It has also sent me reflecting on pet-owner relationships. I had grown up with dogs, especially a cherished dog that was considered “mine.” Unlike those who have a strong inclination as a "dog person" or as a "cat person," I like both sets of animals equally. Consider me "bi-animal."
When an animal that you had a relationship with as as an adult dies, though, it strikes me as fundamentally different. Maybe it’s partly because, even though I had a tentative ownership over my dog, my parents still had the ultimate authority over her treatments. With my cat, only I could make those decisions.

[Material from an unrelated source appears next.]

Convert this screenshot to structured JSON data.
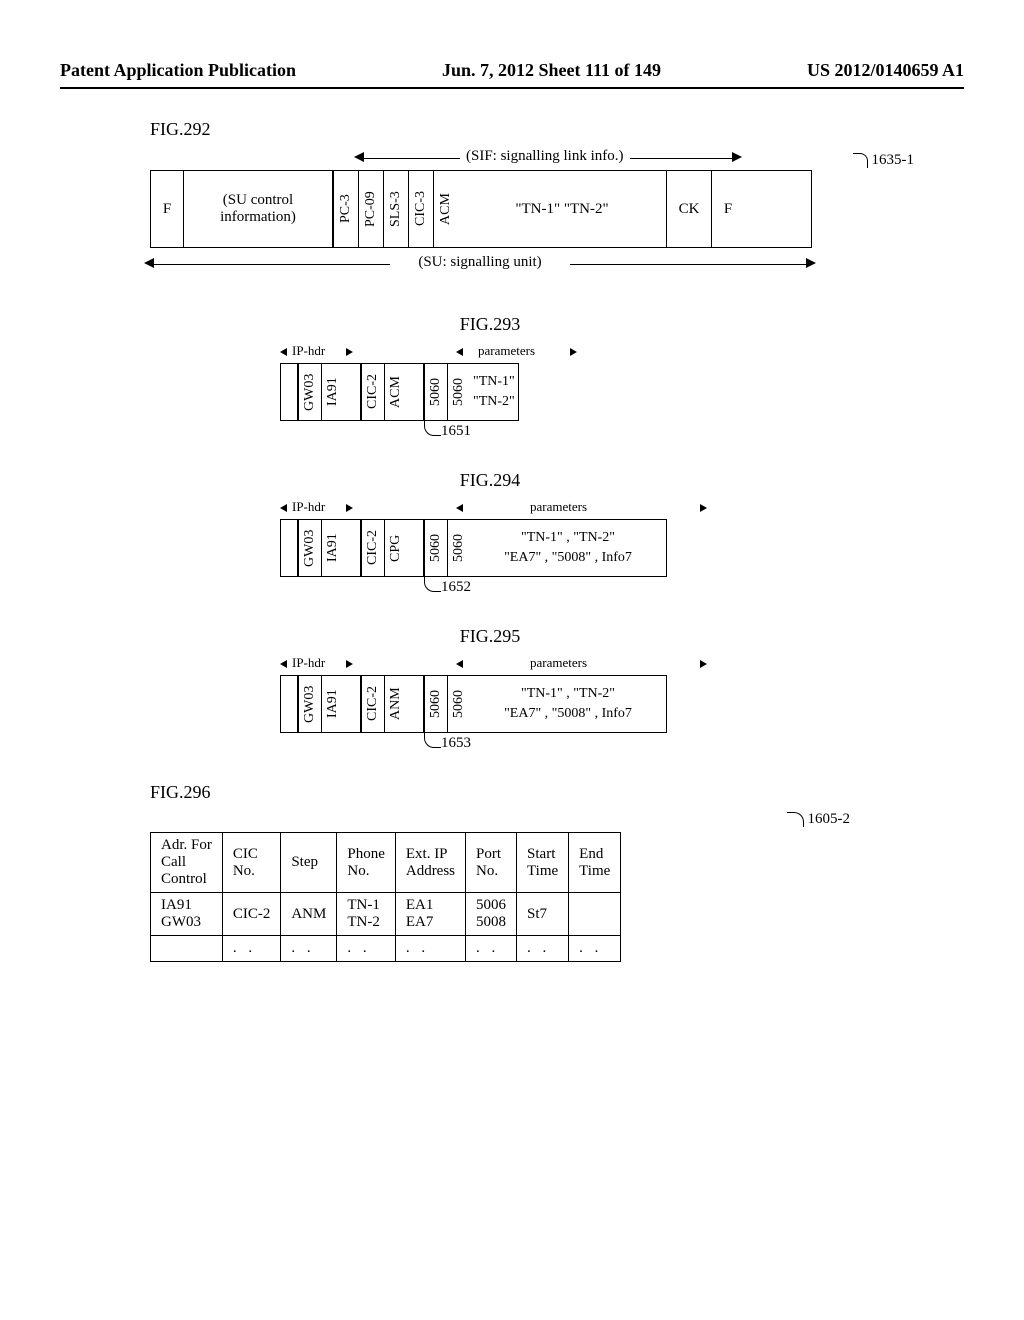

Most people have been remarkably sympathetic. Those who haven’t, it seems to me, are more likely to have never really had a dog or cat as an adult. For some of them, noting the loss of my cat registers at about the same level as if I had said that I totaled my car. They understand it’s a bad thing, but can’t quite imagine it as a loss of a valued friend.

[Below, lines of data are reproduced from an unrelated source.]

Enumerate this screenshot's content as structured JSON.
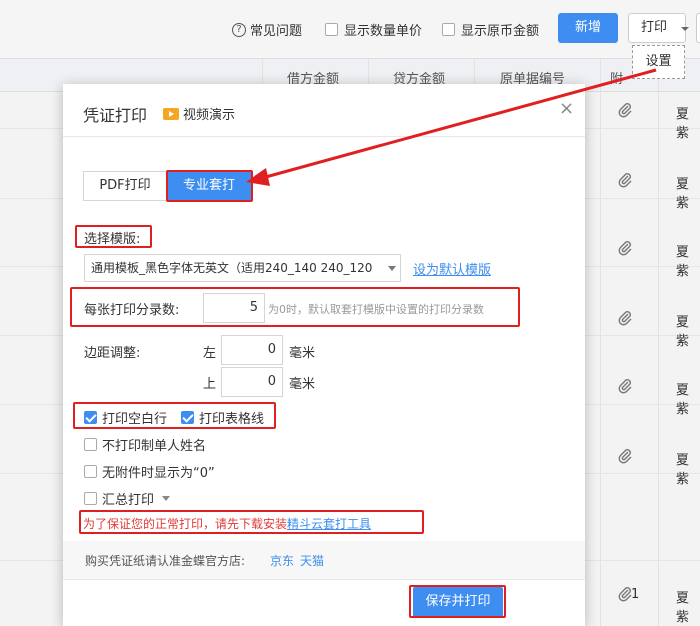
{
  "toolbar": {
    "faq": "常见问题",
    "show_qty_price": "显示数量单价",
    "show_orig_currency": "显示原币金额",
    "new_button": "新增",
    "print_button": "打印",
    "settings_popup": "设置"
  },
  "table": {
    "headers": [
      "借方金额",
      "贷方金额",
      "原单据编号",
      "附件"
    ],
    "header_attach_truncated": "附",
    "row_name": "夏紫",
    "last_row_attach_count": "1"
  },
  "dialog": {
    "title": "凭证打印",
    "video_demo": "视频演示",
    "tabs": [
      "PDF打印",
      "专业套打"
    ],
    "active_tab": "专业套打",
    "template_label": "选择模版:",
    "template_value": "通用模板_黑色字体无英文（适用240_140 240_120",
    "set_default": "设为默认模版",
    "entries_label": "每张打印分录数:",
    "entries_value": "5",
    "entries_hint": "为0时，默认取套打模版中设置的打印分录数",
    "margin_label": "边距调整:",
    "margin_left_label": "左",
    "margin_left_value": "0",
    "margin_top_label": "上",
    "margin_top_value": "0",
    "margin_unit": "毫米",
    "print_blank_rows": "打印空白行",
    "print_grid_lines": "打印表格线",
    "no_maker_name": "不打印制单人姓名",
    "no_attach_show_zero": "无附件时显示为“0”",
    "summary_print": "汇总打印",
    "warning_prefix": "为了保证您的正常打印，请先下载安装",
    "warning_link": "精斗云套打工具",
    "buy_text": "购买凭证纸请认准金蝶官方店:",
    "shop_jd": "京东",
    "shop_tmall": "天猫",
    "save_print": "保存并打印"
  },
  "colors": {
    "primary": "#3d8ef0",
    "annotation_red": "#e02020"
  }
}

Indeed, some have misguidedly allowed their first thoughts to flow unfiltered from their brain straight to their lips. Since “pet loss” is seemingly difficult for such people to grasp, here is a list of things that are not that helpful to say upon the death of cat (all of which I have actually heard over the past week):
– I didn’t know you had a cat.
– I don’t like cats.
– Your cat never seemed to like me.
– A cat once bit me.
– Cats aren’t that affectionate anyway.
– At least now people with allergies can come to your house more often.
– How long did you think he was going to live anyway?

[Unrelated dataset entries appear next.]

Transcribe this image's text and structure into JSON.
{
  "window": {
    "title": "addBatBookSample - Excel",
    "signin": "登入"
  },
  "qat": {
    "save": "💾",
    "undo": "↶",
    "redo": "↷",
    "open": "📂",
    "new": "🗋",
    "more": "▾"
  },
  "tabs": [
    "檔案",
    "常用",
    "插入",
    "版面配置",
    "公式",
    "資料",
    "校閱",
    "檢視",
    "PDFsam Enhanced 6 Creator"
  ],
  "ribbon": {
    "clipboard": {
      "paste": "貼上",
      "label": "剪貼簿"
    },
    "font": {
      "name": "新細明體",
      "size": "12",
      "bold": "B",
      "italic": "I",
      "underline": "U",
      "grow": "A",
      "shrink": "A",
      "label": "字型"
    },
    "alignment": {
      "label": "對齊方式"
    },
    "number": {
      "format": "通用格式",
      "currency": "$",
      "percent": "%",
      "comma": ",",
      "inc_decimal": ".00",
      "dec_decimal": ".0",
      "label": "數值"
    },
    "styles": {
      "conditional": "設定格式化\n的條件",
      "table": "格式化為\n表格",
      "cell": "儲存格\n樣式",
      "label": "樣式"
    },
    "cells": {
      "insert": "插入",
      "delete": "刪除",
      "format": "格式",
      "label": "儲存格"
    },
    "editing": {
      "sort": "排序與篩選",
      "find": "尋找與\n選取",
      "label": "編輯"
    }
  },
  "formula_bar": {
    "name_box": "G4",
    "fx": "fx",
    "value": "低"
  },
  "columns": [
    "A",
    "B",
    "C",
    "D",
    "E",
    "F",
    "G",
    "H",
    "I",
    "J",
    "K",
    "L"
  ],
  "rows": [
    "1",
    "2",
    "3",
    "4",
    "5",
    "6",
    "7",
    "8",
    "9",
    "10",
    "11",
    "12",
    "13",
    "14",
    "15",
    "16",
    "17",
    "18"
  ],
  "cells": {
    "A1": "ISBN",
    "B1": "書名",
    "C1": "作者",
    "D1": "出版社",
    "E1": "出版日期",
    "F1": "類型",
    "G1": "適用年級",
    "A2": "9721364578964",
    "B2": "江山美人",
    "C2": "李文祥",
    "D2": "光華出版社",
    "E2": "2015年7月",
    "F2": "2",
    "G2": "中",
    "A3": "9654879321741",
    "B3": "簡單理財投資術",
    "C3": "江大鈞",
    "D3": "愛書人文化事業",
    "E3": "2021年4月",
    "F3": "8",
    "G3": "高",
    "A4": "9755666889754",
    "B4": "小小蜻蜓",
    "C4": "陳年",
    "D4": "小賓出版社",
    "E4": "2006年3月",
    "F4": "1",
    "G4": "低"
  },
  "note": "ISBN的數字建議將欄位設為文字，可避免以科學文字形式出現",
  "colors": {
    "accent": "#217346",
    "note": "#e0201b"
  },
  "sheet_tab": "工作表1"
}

– He was just an orange tabby. Can’t you just get another cat just like him down at the shelter? I mean, it's not like he was a rare breed exactly.
– My brother has a cat that destroyed his furniture.
– Look on the bright side! Now you can get a dog.
– Your cat died of kidney disease? Did he have a drinking problem?
– Traveling will be much easier for you now.
– You wasted a lot of money trying to save him. I wouldn’t have bothered.
Considered it a public service announcement from GayProf.